Because mysql's Data Engine requires a primary key for many operations, the performance and settings of the dead primary key become very important, such as clusters, partitions ......
V. Explain
The EXPLAIN keyword helps you know how MySQL processes your SQL statements. This helps you analyze the performance bottleneck of your query statement or table structure. The EXPLAIN query results also show you how your index primary key is used and how your data tables are searched and sorted ...... And so on.
6. Avoid select *
The more data you read from the database, the slower the query. In addition, if your database server and WEB server are two independent servers, this will increase the network transmission load.

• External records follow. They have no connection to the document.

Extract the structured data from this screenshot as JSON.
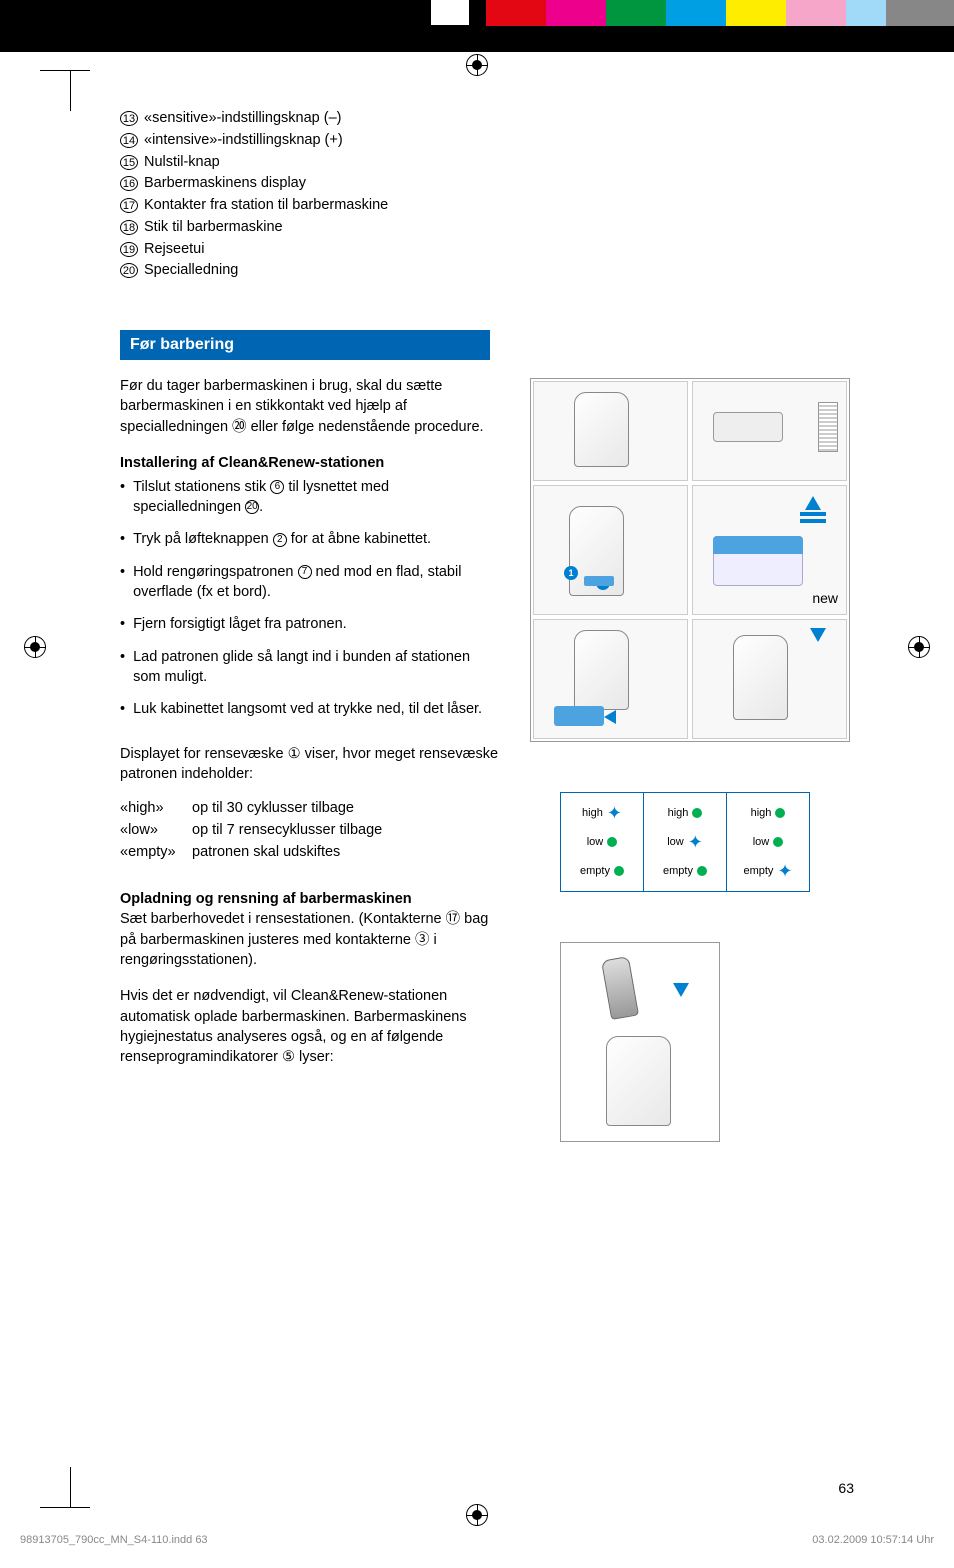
{
  "top_bar": {
    "row1_colors": [
      "#000000",
      "#000000",
      "#000000",
      "#000000",
      "#000000",
      "#ffffff",
      "#000000",
      "#e30613",
      "#ec008c",
      "#009640",
      "#009fe3",
      "#ffed00",
      "#f6a6c9",
      "#a1daf8",
      "#878787"
    ],
    "row1_widths": [
      270,
      40,
      40,
      40,
      40,
      40,
      16,
      60,
      60,
      60,
      60,
      60,
      60,
      40,
      68
    ],
    "row2_colors": [
      "#000000"
    ],
    "row2_widths": [
      954
    ]
  },
  "numbered_list": [
    {
      "num": "13",
      "label": "«sensitive»-indstillingsknap (–)"
    },
    {
      "num": "14",
      "label": "«intensive»-indstillingsknap (+)"
    },
    {
      "num": "15",
      "label": "Nulstil-knap"
    },
    {
      "num": "16",
      "label": "Barbermaskinens display"
    },
    {
      "num": "17",
      "label": "Kontakter fra station til barbermaskine"
    },
    {
      "num": "18",
      "label": "Stik til barbermaskine"
    },
    {
      "num": "19",
      "label": "Rejseetui"
    },
    {
      "num": "20",
      "label": "Specialledning"
    }
  ],
  "section_header": "Før barbering",
  "intro_text": "Før du tager barbermaskinen i brug, skal du sætte barbermaskinen i en stikkontakt ved hjælp af specialledningen ⑳ eller følge nedenstående procedure.",
  "sub1_heading": "Installering af Clean&Renew-stationen",
  "bullets1": [
    {
      "text_pre": "Tilslut stationens stik ",
      "ref": "6",
      "text_post": " til lysnettet med specialledningen ",
      "ref2": "20",
      "text_end": "."
    },
    {
      "text_pre": "Tryk på løfteknappen ",
      "ref": "2",
      "text_post": " for at åbne kabinettet."
    },
    {
      "text_pre": "Hold rengøringspatronen ",
      "ref": "7",
      "text_post": " ned mod en flad, stabil overflade (fx et bord)."
    },
    {
      "text_pre": "Fjern forsigtigt låget fra patronen."
    },
    {
      "text_pre": "Lad patronen glide så langt ind i bunden af stationen som muligt."
    },
    {
      "text_pre": "Luk kabinettet langsomt ved at trykke ned, til det låser."
    }
  ],
  "display_text": "Displayet for rensevæske ① viser, hvor meget rensevæske patronen indeholder:",
  "defs": [
    {
      "term": "«high»",
      "def": "op til 30 cyklusser tilbage"
    },
    {
      "term": "«low»",
      "def": "op til 7 rensecyklusser tilbage"
    },
    {
      "term": "«empty»",
      "def": "patronen skal udskiftes"
    }
  ],
  "sub2_heading": "Opladning og rensning af barbermaskinen",
  "sub2_text": "Sæt barberhovedet i rensestationen. (Kontakterne ⑰ bag på barbermaskinen justeres med kontakterne ③ i rengøringsstationen).",
  "sub2_text2": "Hvis det er nødvendigt, vil Clean&Renew-stationen automatisk oplade barbermaskinen. Barbermaskinens hygiejnestatus analyseres også, og en af følgende renseprogramindikatorer ⑤ lyser:",
  "new_label": "new",
  "level_indicators": {
    "col1": [
      {
        "label": "high",
        "active": true
      },
      {
        "label": "low",
        "active": false
      },
      {
        "label": "empty",
        "active": false
      }
    ],
    "col2": [
      {
        "label": "high",
        "active": false
      },
      {
        "label": "low",
        "active": true
      },
      {
        "label": "empty",
        "active": false
      }
    ],
    "col3": [
      {
        "label": "high",
        "active": false
      },
      {
        "label": "low",
        "active": false
      },
      {
        "label": "empty",
        "active": true
      }
    ]
  },
  "colors": {
    "active_led": "#00b050",
    "active_star": "#0080d0",
    "inactive_led": "#00b050",
    "blue_accent": "#4da3e0",
    "header_blue": "#0066b3"
  },
  "page_number": "63",
  "footer_left": "98913705_790cc_MN_S4-110.indd   63",
  "footer_right": "03.02.2009   10:57:14 Uhr"
}
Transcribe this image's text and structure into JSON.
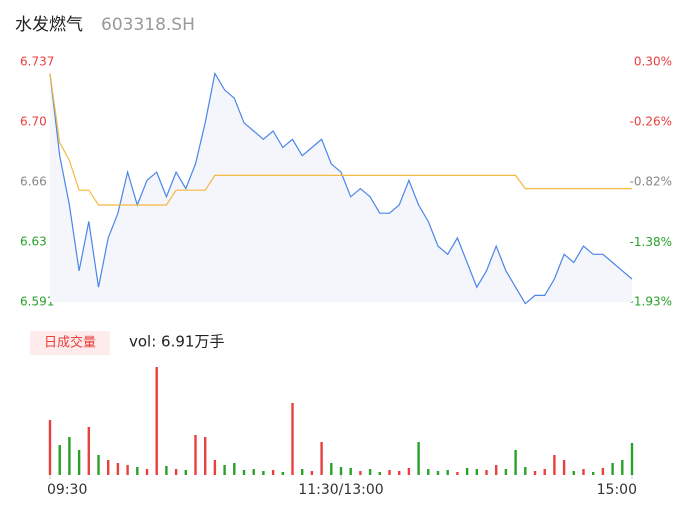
{
  "chart_data": [
    {
      "type": "line",
      "title": "水发燃气",
      "subtitle": "603318.SH",
      "x": [
        0,
        4,
        8,
        12,
        16,
        20,
        24,
        28,
        32,
        36,
        40,
        44,
        48,
        52,
        56,
        60,
        64,
        68,
        72,
        76,
        80,
        84,
        88,
        92,
        96,
        100,
        104,
        108,
        112,
        116,
        120,
        124,
        128,
        132,
        136,
        140,
        144,
        148,
        152,
        156,
        160,
        164,
        168,
        172,
        176,
        180,
        184,
        188,
        192,
        196,
        200,
        204,
        208,
        212,
        216,
        220,
        224,
        228,
        232,
        236,
        240
      ],
      "xlim": [
        0,
        240
      ],
      "series": [
        {
          "color": "#4a86e8",
          "values": [
            6.73,
            6.68,
            6.65,
            6.61,
            6.64,
            6.6,
            6.63,
            6.645,
            6.67,
            6.65,
            6.665,
            6.67,
            6.655,
            6.67,
            6.66,
            6.675,
            6.7,
            6.73,
            6.72,
            6.715,
            6.7,
            6.695,
            6.69,
            6.695,
            6.685,
            6.69,
            6.68,
            6.685,
            6.69,
            6.675,
            6.67,
            6.655,
            6.66,
            6.655,
            6.645,
            6.645,
            6.65,
            6.665,
            6.65,
            6.64,
            6.625,
            6.62,
            6.63,
            6.615,
            6.6,
            6.61,
            6.625,
            6.61,
            6.6,
            6.59,
            6.595,
            6.595,
            6.605,
            6.62,
            6.615,
            6.625,
            6.62,
            6.62,
            6.615,
            6.61,
            6.605
          ]
        },
        {
          "color": "#f5b942",
          "values": [
            6.73,
            6.688,
            6.677,
            6.659,
            6.659,
            6.65,
            6.65,
            6.65,
            6.65,
            6.65,
            6.65,
            6.65,
            6.65,
            6.659,
            6.659,
            6.659,
            6.659,
            6.668,
            6.668,
            6.668,
            6.668,
            6.668,
            6.668,
            6.668,
            6.668,
            6.668,
            6.668,
            6.668,
            6.668,
            6.668,
            6.668,
            6.668,
            6.668,
            6.668,
            6.668,
            6.668,
            6.668,
            6.668,
            6.668,
            6.668,
            6.668,
            6.668,
            6.668,
            6.668,
            6.668,
            6.668,
            6.668,
            6.668,
            6.668,
            6.66,
            6.66,
            6.66,
            6.66,
            6.66,
            6.66,
            6.66,
            6.66,
            6.66,
            6.66,
            6.66,
            6.66
          ]
        }
      ],
      "ylim": [
        6.591,
        6.737
      ],
      "yticks": [
        6.737,
        {
          "value": 6.7005,
          "label": "6.70"
        },
        {
          "value": 6.664,
          "label": "6.66"
        },
        {
          "value": 6.6275,
          "label": "6.63"
        },
        6.591
      ],
      "y2lim": [
        -1.93,
        0.3
      ],
      "y2ticks": [
        {
          "value": 0.3,
          "label": "0.30%"
        },
        {
          "value": -0.2575,
          "label": "-0.26%"
        },
        {
          "value": -0.815,
          "label": "-0.82%"
        },
        {
          "value": -1.375,
          "label": "-1.38%"
        },
        {
          "value": -1.93,
          "label": "-1.93%"
        }
      ],
      "area_fill": "#f4f6fb",
      "up_color": "#e8403f",
      "flat_color": "#888888",
      "down_color": "#2aa02a"
    },
    {
      "type": "bar",
      "label": "日成交量",
      "annotation": "vol: 6.91万手",
      "x": [
        0,
        4,
        8,
        12,
        16,
        20,
        24,
        28,
        32,
        36,
        40,
        44,
        48,
        52,
        56,
        60,
        64,
        68,
        72,
        76,
        80,
        84,
        88,
        92,
        96,
        100,
        104,
        108,
        112,
        116,
        120,
        124,
        128,
        132,
        136,
        140,
        144,
        148,
        152,
        156,
        160,
        164,
        168,
        172,
        176,
        180,
        184,
        188,
        192,
        196,
        200,
        204,
        208,
        212,
        216,
        220,
        224,
        228,
        232,
        236,
        240
      ],
      "xlim": [
        0,
        240
      ],
      "values": [
        550,
        300,
        380,
        250,
        480,
        200,
        150,
        120,
        100,
        80,
        60,
        1080,
        90,
        60,
        50,
        400,
        380,
        150,
        100,
        120,
        50,
        60,
        40,
        50,
        30,
        720,
        60,
        40,
        330,
        120,
        80,
        70,
        40,
        60,
        30,
        50,
        40,
        70,
        330,
        60,
        40,
        50,
        30,
        70,
        60,
        50,
        100,
        60,
        250,
        80,
        40,
        60,
        200,
        150,
        40,
        60,
        30,
        70,
        120,
        150,
        320
      ],
      "ylim": [
        0,
        1100
      ],
      "xticks": [
        {
          "value": 0,
          "label": "09:30"
        },
        {
          "value": 120,
          "label": "11:30/13:00"
        },
        {
          "value": 240,
          "label": "15:00"
        }
      ],
      "up_color": "#e8403f",
      "down_color": "#2aa02a"
    }
  ]
}
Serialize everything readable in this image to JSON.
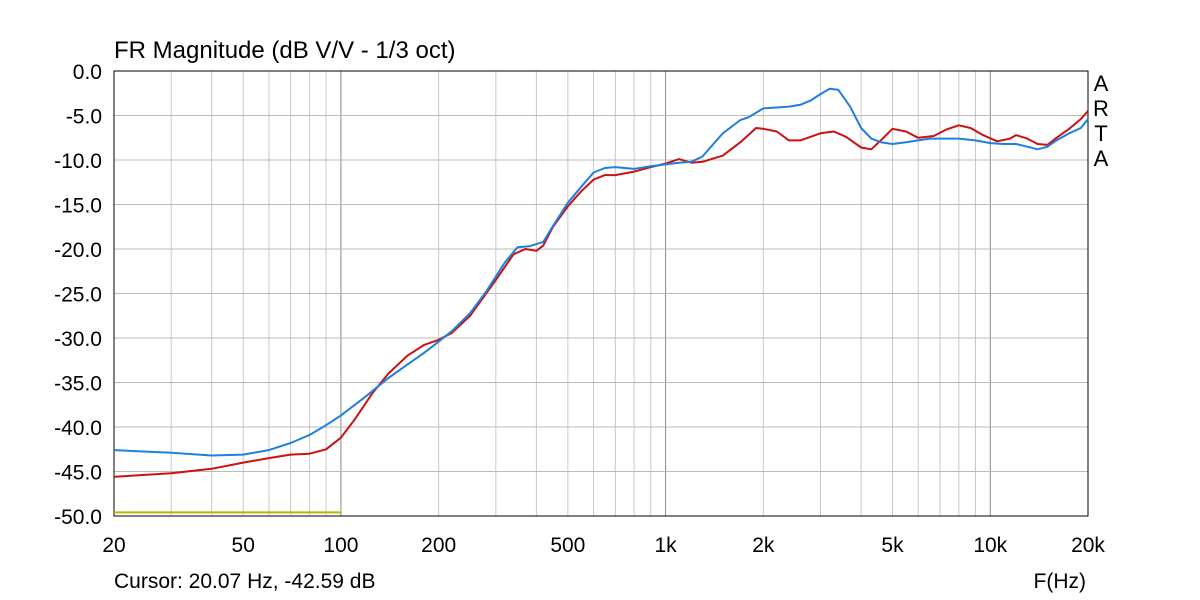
{
  "chart_data": {
    "type": "line",
    "title": "FR Magnitude (dB V/V - 1/3 oct)",
    "xlabel": "F(Hz)",
    "ylabel": "",
    "x_scale": "log",
    "xlim": [
      20,
      20000
    ],
    "ylim": [
      -50,
      0
    ],
    "grid": true,
    "x_ticks": [
      20,
      50,
      100,
      200,
      500,
      1000,
      2000,
      5000,
      10000,
      20000
    ],
    "x_tick_labels": [
      "20",
      "50",
      "100",
      "200",
      "500",
      "1k",
      "2k",
      "5k",
      "10k",
      "20k"
    ],
    "y_ticks": [
      0,
      -5,
      -10,
      -15,
      -20,
      -25,
      -30,
      -35,
      -40,
      -45,
      -50
    ],
    "y_tick_labels": [
      "0.0",
      "-5.0",
      "-10.0",
      "-15.0",
      "-20.0",
      "-25.0",
      "-30.0",
      "-35.0",
      "-40.0",
      "-45.0",
      "-50.0"
    ],
    "series": [
      {
        "color": "#cc1111",
        "points": [
          [
            20,
            -45.6
          ],
          [
            30,
            -45.2
          ],
          [
            40,
            -44.7
          ],
          [
            50,
            -44.0
          ],
          [
            60,
            -43.5
          ],
          [
            70,
            -43.1
          ],
          [
            80,
            -43.0
          ],
          [
            90,
            -42.5
          ],
          [
            100,
            -41.2
          ],
          [
            110,
            -39.2
          ],
          [
            125,
            -36.2
          ],
          [
            140,
            -34.0
          ],
          [
            160,
            -32.0
          ],
          [
            180,
            -30.8
          ],
          [
            200,
            -30.2
          ],
          [
            220,
            -29.4
          ],
          [
            250,
            -27.5
          ],
          [
            280,
            -25.0
          ],
          [
            300,
            -23.5
          ],
          [
            340,
            -20.6
          ],
          [
            370,
            -20.0
          ],
          [
            400,
            -20.2
          ],
          [
            420,
            -19.6
          ],
          [
            450,
            -17.5
          ],
          [
            500,
            -15.2
          ],
          [
            550,
            -13.5
          ],
          [
            600,
            -12.2
          ],
          [
            650,
            -11.7
          ],
          [
            700,
            -11.7
          ],
          [
            800,
            -11.3
          ],
          [
            900,
            -10.8
          ],
          [
            1000,
            -10.4
          ],
          [
            1100,
            -9.9
          ],
          [
            1200,
            -10.3
          ],
          [
            1300,
            -10.2
          ],
          [
            1500,
            -9.5
          ],
          [
            1700,
            -8.0
          ],
          [
            1900,
            -6.4
          ],
          [
            2000,
            -6.5
          ],
          [
            2200,
            -6.8
          ],
          [
            2400,
            -7.8
          ],
          [
            2600,
            -7.8
          ],
          [
            3000,
            -7.0
          ],
          [
            3300,
            -6.8
          ],
          [
            3600,
            -7.4
          ],
          [
            4000,
            -8.6
          ],
          [
            4300,
            -8.8
          ],
          [
            4600,
            -7.8
          ],
          [
            5000,
            -6.5
          ],
          [
            5500,
            -6.8
          ],
          [
            6000,
            -7.5
          ],
          [
            6700,
            -7.3
          ],
          [
            7300,
            -6.6
          ],
          [
            8000,
            -6.1
          ],
          [
            8700,
            -6.4
          ],
          [
            9500,
            -7.2
          ],
          [
            10500,
            -7.9
          ],
          [
            11500,
            -7.6
          ],
          [
            12000,
            -7.2
          ],
          [
            13000,
            -7.6
          ],
          [
            14000,
            -8.2
          ],
          [
            15000,
            -8.3
          ],
          [
            16000,
            -7.5
          ],
          [
            17500,
            -6.5
          ],
          [
            19000,
            -5.4
          ],
          [
            20000,
            -4.5
          ]
        ]
      },
      {
        "color": "#1f7fdf",
        "points": [
          [
            20,
            -42.6
          ],
          [
            30,
            -42.9
          ],
          [
            40,
            -43.2
          ],
          [
            50,
            -43.1
          ],
          [
            60,
            -42.6
          ],
          [
            70,
            -41.8
          ],
          [
            80,
            -40.9
          ],
          [
            90,
            -39.8
          ],
          [
            100,
            -38.7
          ],
          [
            120,
            -36.5
          ],
          [
            140,
            -34.5
          ],
          [
            160,
            -33.0
          ],
          [
            180,
            -31.7
          ],
          [
            200,
            -30.4
          ],
          [
            220,
            -29.2
          ],
          [
            250,
            -27.2
          ],
          [
            280,
            -24.8
          ],
          [
            320,
            -21.5
          ],
          [
            350,
            -19.8
          ],
          [
            380,
            -19.7
          ],
          [
            420,
            -19.2
          ],
          [
            450,
            -17.4
          ],
          [
            500,
            -14.8
          ],
          [
            550,
            -13.0
          ],
          [
            600,
            -11.4
          ],
          [
            650,
            -10.9
          ],
          [
            700,
            -10.8
          ],
          [
            800,
            -11.0
          ],
          [
            900,
            -10.7
          ],
          [
            1000,
            -10.5
          ],
          [
            1100,
            -10.3
          ],
          [
            1200,
            -10.2
          ],
          [
            1300,
            -9.6
          ],
          [
            1500,
            -7.0
          ],
          [
            1700,
            -5.5
          ],
          [
            1800,
            -5.2
          ],
          [
            2000,
            -4.2
          ],
          [
            2200,
            -4.1
          ],
          [
            2400,
            -4.0
          ],
          [
            2600,
            -3.8
          ],
          [
            2800,
            -3.3
          ],
          [
            3000,
            -2.6
          ],
          [
            3200,
            -2.0
          ],
          [
            3400,
            -2.1
          ],
          [
            3700,
            -4.0
          ],
          [
            4000,
            -6.4
          ],
          [
            4300,
            -7.6
          ],
          [
            4600,
            -8.0
          ],
          [
            5000,
            -8.2
          ],
          [
            5500,
            -8.0
          ],
          [
            6000,
            -7.8
          ],
          [
            6500,
            -7.6
          ],
          [
            7000,
            -7.6
          ],
          [
            8000,
            -7.6
          ],
          [
            9000,
            -7.8
          ],
          [
            10000,
            -8.1
          ],
          [
            11000,
            -8.2
          ],
          [
            12000,
            -8.2
          ],
          [
            13000,
            -8.5
          ],
          [
            14000,
            -8.8
          ],
          [
            15000,
            -8.5
          ],
          [
            16000,
            -7.8
          ],
          [
            17500,
            -7.0
          ],
          [
            19000,
            -6.4
          ],
          [
            20000,
            -5.4
          ]
        ]
      },
      {
        "color": "#b8b800",
        "points": [
          [
            20,
            -49.6
          ],
          [
            100,
            -49.6
          ]
        ]
      }
    ]
  },
  "cursor_readout": "Cursor: 20.07 Hz, -42.59 dB",
  "brand_letters": [
    "A",
    "R",
    "T",
    "A"
  ]
}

Therefore, you should develop a good habit of taking what you need.
7. Adjust internal variables
MySQL is so open that you can easily adjust its default settings to achieve better performance and stability. Key variables to be optimized are as follows:
Change the index buffer length (key_buffer ):
Generally, this variable controls the buffer length to be used when processing index tables (read/write operations. MySQL user manual points out that this variable can be continuously increased to ensure the optimal performance of the index table, and it is recommended to use 25% of the size of the system memory as the value of this variable. This is one of the most important configuration variables of MySQL. If you are interested in Optimizing and improving the system, you can change the value of the key_buffer_size variable.
Change the table length (read_buffer_size ):
When a query continuously scans a table, MySQL allocates a memory buffer for it. The read_buffer_size variable controls the size of the buffer. If you think continuous scanning is too slow, you can increase the performance by increasing the variable value and memory buffer size.
Set the maximum number of opened tables (table_cache ):
This variable controls the maximum number of tables opened by MySQL at any time, thereby controlling the server's ability to respond to input requests. It is closely related to the max_connections variable. Increasing the table_cache value enables MySQL to open more tables, just like increasing the max_connections value to increase the number of connections. When receiving a large number of requests from different databases and tables, consider changing the size of this value.
Set a time limit for slow query (long_query_time ):
MySQL has a "Slow query log", which automatically records all queries that have not been completed within a specific time range. This log is useful for tracking inefficient or misperforming queries and searching for optimization objects. The long_query_time variable controls the maximum time limit, in seconds.
8. Use Limit 1
When we need a row of data, we should use LIMIT 1. In this way, the MySQL database engine will stop searching after finding a row of data, instead of continuing to query less data that matches the record.
This article is over, but the author's understanding of mysql optimization is just a glimpse of it. More optimization strategies need to be explored for practice.